Tubuh sebagai Arsip Jiwa
“Tubuh itu arsip jiwa,” ujar AB Asmarandana. “Setiap gerak, tatapan, dan ekspresi adalah ingatan yang hidup.” Latihan dimulai dengan simulasi mengunci ekspresi, seperti topeng alami yang ditempelkan pada wajah. Para peserta diminta mempertahankan satu ekspresi, apa pun situasi emosional yang mereka rasakan.
Pada simulasi pertama, peserta membuat ekspresi senang lalu diminta menceritakan pengalaman sedih. Banyak yang gagal mempertahankan wajahnya, karena tubuh mereka menolak kepalsuan, ingatan dan rasa sedih menggerakkan otot-otot wajah tanpa sadar.
Simulasi kedua berbalik, ekspresi sedih, tapi bercerita tentang kesedihan orang lain. Lagi-lagi tubuh mengkhianati niat—ekspresi malah semakin dalam karena empati ikut berbicara.
Di simulasi ketiga, wajah marah digunakan untuk menceritakan kisah bahagia. Beberapa peserta tampak kaku, sebagian lain justru menunjukkan konflik batin antara “marah” yang dikunci dan “senang” yang diceritakan.
Lalu simulasi keempat menguji reaksi spontan: ekspresi kaget terhadap berbagai stimulus—antara tragedi dan kebahagiaan—yang memperlihatkan betapa elastis tubuh terhadap makna yang berubah-ubah.

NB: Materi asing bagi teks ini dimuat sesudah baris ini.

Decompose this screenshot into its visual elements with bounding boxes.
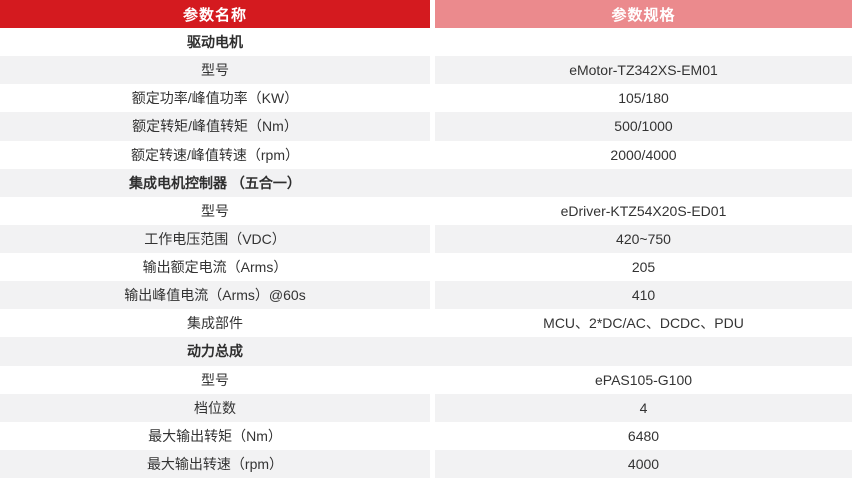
column-header-param-spec: 参数规格 [435, 0, 852, 28]
param-name-cell: 额定功率/峰值功率（KW） [0, 84, 430, 113]
param-value-cell: 4 [435, 393, 852, 422]
param-name-cell: 输出峰值电流（Arms）@60s [0, 281, 430, 310]
section-title: 动力总成 [187, 343, 243, 360]
section-title: 驱动电机 [187, 34, 243, 51]
table-header-row: 参数名称 参数规格 [0, 0, 857, 28]
param-name-cell: 型号 [0, 196, 430, 225]
table-row: 输出额定电流（Arms） 205 [0, 253, 857, 282]
spec-table-body: 驱动电机 型号 eMotor-TZ342XS-EM01 额定功率/峰值功率（KW… [0, 28, 857, 478]
table-row: 型号 ePAS105-G100 [0, 365, 857, 394]
param-name-cell: 最大输出转速（rpm） [0, 449, 430, 478]
param-value-cell: 420~750 [435, 224, 852, 253]
param-value-cell: 4000 [435, 449, 852, 478]
table-row: 输出峰值电流（Arms）@60s 410 [0, 281, 857, 310]
param-name-cell: 最大输出转矩（Nm） [0, 421, 430, 450]
param-name-cell: 额定转速/峰值转速（rpm） [0, 140, 430, 169]
table-row: 最大输出转矩（Nm） 6480 [0, 421, 857, 450]
param-name-cell: 工作电压范围（VDC） [0, 224, 430, 253]
column-header-param-name: 参数名称 [0, 0, 430, 28]
section-title: 集成电机控制器 （五合一） [129, 174, 301, 191]
param-name-cell: 档位数 [0, 393, 430, 422]
table-row: 集成部件 MCU、2*DC/AC、DCDC、PDU [0, 309, 857, 338]
table-row: 型号 eMotor-TZ342XS-EM01 [0, 56, 857, 85]
param-value-cell: 500/1000 [435, 112, 852, 141]
table-row: 额定功率/峰值功率（KW） 105/180 [0, 84, 857, 113]
section-row: 动力总成 [0, 337, 852, 366]
table-row: 最大输出转速（rpm） 4000 [0, 449, 857, 478]
param-value-cell: 105/180 [435, 84, 852, 113]
table-row: 额定转矩/峰值转矩（Nm） 500/1000 [0, 112, 857, 141]
param-value-cell: 2000/4000 [435, 140, 852, 169]
param-value-cell: 410 [435, 281, 852, 310]
table-row: 工作电压范围（VDC） 420~750 [0, 224, 857, 253]
param-value-cell: eDriver-KTZ54X20S-ED01 [435, 196, 852, 225]
table-row: 档位数 4 [0, 393, 857, 422]
param-value-cell: eMotor-TZ342XS-EM01 [435, 56, 852, 85]
table-row: 型号 eDriver-KTZ54X20S-ED01 [0, 196, 857, 225]
param-value-cell: MCU、2*DC/AC、DCDC、PDU [435, 309, 852, 338]
param-name-cell: 集成部件 [0, 309, 430, 338]
param-value-cell: 205 [435, 253, 852, 282]
section-row: 驱动电机 [0, 28, 852, 57]
param-name-cell: 输出额定电流（Arms） [0, 253, 430, 282]
section-row: 集成电机控制器 （五合一） [0, 168, 852, 197]
param-name-cell: 型号 [0, 365, 430, 394]
param-name-cell: 额定转矩/峰值转矩（Nm） [0, 112, 430, 141]
param-value-cell: ePAS105-G100 [435, 365, 852, 394]
param-value-cell: 6480 [435, 421, 852, 450]
table-row: 额定转速/峰值转速（rpm） 2000/4000 [0, 140, 857, 169]
param-name-cell: 型号 [0, 56, 430, 85]
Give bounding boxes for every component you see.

Tubuh, Peran, dan Kesadaran
Dalam simulasi kelima, peserta berpasangan sebagai juragan dan pembantu, saling menukar peran dan ekspresi. Di sini, tubuh mulai menemukan keseimbangannya: ekspresi bukan lagi hasil rekayasa, tetapi lahir dari cerita dan rasa yang tumbuh organik.
Latihan ini menegaskan prinsip dasar seni peran: acting bukan imitasi, melainkan penyelaman. Pada simulasi terakhir, peserta laki-laki diminta menjadi perempuan, bahkan menjadi ibu masing-masing; sementara peserta perempuan menjadi laki-laki dan ayah mereka. Di sinilah tubuh benar-benar menanggung makna ganda. Ketika menjadi “ibu” atau “ayah”, para peserta tak lagi bermain stereotip. Mereka menghadirkan sosok itu dengan rasa hormat dan kedalaman emosional, seolah tubuh mereka berubah menjadi ruang kenangan.
Tubuh sebagai Cermin Keutuhan Jiwa
Latihan di Teater Ngaos Art bukan sekadar pelatihan ekspresi. Ia adalah ritual kesadaran tubuh, di mana setiap aktor belajar berdamai dengan dualitas dalam dirinya. Tubuh laki-laki menyimpan kelembutan; tubuh perempuan menampung kekuatan. Tubuh menjadi jembatan antara rasio dan intuisi, antara fakta dan perasaan.
Maka seni peran berhenti menjadi sekadar tiruan kehidupan. Ia berubah menjadi penyelaman spiritual, tempat aktor menyingkap lapisan-lapisan dirinya, hingga akhirnya menemukan bahwa setiap peran hanyalah cermin dari keutuhan jiwa manusia.